In contrast to Watzke, Rummenigge always positioned himself alternately for and against the reform. In his last interview with Der Spiegel, he asked why something had to be changed. The Champions League is “by far the best and most difficult to win competition in the world”, envied by European clubs around the world.
The depth of the rift in European top-class football caused by the Agnelli project is shown by the disagreement in the Primera Division. While Real Madrid and FC Barcelona support the plans, the rest of the league, led by Atletico, have distanced themselves from the top clubs in a letter of protest. Only in the Premier League was the reform proposal unanimously rejected.

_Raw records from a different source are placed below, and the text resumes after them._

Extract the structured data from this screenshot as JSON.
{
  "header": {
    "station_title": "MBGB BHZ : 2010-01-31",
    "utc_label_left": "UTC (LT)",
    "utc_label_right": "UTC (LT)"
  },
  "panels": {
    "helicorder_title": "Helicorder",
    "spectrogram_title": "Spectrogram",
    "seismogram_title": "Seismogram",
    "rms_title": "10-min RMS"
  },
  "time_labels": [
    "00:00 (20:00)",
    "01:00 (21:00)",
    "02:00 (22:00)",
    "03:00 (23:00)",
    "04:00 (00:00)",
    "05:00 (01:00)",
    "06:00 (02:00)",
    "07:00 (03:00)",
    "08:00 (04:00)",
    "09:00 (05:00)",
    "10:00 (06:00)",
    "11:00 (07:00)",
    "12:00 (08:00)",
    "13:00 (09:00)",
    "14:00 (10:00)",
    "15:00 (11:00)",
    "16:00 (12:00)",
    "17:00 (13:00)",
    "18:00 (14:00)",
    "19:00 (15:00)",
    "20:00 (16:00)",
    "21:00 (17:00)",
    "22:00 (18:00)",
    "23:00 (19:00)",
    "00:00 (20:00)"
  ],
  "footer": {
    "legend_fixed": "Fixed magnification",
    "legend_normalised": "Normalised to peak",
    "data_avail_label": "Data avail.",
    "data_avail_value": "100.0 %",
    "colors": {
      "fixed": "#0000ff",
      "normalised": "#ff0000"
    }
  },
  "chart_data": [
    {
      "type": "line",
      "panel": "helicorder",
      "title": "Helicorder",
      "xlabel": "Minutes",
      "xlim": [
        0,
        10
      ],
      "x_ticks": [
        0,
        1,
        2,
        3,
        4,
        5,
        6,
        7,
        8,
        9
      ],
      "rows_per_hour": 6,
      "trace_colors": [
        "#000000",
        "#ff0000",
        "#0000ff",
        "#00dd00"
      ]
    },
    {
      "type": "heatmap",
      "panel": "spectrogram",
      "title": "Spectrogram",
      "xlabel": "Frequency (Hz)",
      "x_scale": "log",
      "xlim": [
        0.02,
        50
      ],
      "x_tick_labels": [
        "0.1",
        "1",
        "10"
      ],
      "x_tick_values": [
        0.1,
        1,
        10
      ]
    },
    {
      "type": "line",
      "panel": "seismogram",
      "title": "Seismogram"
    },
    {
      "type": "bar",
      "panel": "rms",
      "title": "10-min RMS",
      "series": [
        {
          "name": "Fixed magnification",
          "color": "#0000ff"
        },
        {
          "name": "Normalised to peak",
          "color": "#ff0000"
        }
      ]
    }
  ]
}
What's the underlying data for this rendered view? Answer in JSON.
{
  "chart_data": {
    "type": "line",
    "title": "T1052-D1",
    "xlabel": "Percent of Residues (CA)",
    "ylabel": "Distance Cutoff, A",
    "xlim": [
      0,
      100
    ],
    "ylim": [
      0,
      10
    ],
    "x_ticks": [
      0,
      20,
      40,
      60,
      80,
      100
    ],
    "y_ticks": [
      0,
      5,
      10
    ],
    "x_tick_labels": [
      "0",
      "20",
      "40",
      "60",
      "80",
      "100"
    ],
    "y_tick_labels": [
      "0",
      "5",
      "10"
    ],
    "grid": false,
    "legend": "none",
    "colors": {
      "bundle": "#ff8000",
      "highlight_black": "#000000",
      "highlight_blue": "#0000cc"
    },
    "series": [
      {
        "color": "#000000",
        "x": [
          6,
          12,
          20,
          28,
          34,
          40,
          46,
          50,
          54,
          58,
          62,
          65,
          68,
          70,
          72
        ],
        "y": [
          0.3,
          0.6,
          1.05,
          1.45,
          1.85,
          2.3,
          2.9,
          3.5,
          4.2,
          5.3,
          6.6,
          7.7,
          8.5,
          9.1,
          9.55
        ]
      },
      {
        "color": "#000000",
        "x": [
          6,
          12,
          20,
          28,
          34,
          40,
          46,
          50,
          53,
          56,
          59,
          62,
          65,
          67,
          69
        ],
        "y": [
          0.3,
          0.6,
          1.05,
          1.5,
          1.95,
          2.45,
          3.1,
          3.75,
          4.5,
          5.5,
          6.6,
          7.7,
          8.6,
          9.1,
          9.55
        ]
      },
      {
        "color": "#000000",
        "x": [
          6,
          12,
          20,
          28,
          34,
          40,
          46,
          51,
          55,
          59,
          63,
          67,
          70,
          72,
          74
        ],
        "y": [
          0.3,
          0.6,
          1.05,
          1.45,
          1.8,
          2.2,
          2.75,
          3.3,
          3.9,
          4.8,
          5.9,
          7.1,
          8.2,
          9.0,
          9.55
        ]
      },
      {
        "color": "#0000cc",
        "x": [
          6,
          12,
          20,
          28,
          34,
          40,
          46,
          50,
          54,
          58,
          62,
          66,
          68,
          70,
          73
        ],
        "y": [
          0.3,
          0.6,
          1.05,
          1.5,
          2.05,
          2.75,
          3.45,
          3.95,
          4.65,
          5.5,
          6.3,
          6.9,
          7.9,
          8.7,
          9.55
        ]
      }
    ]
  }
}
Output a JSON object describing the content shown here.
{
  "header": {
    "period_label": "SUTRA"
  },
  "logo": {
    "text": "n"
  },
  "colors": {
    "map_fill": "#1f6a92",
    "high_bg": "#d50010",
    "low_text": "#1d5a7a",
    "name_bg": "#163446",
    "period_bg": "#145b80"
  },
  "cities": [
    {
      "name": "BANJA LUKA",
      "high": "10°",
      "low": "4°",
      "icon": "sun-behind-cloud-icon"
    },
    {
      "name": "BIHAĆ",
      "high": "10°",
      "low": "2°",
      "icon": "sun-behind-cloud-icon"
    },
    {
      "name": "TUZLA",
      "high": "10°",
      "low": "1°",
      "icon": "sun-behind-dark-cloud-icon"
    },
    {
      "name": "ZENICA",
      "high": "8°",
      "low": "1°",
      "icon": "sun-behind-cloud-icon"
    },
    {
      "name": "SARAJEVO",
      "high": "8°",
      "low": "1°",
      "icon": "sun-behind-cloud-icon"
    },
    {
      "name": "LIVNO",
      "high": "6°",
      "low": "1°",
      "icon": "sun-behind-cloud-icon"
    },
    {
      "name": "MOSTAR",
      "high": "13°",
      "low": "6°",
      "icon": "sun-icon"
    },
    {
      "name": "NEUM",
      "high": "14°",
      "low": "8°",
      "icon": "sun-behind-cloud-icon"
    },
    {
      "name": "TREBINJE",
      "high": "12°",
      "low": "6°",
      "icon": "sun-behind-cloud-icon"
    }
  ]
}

And resistance to the Agnelli plans is growing. For example, FIFA President Gianni Infantino has been critical on several occasions – but also driven by his own interests. A European super league would compete with its new top product, a bloated club world championship with 24 teams, both sportively and economically.
Critical voices are also increasingly coming from politics. France’s President Emmanuel Macron intervened in the debate. It was “not a good idea to sacrifice the viability of our model for the benefit of some at European level,” Macron had explained. A statement that UEFA President Aleksander Ceferin was angry with: “The President’s speech is a clear interference of politics in sport, which surprises us very much”.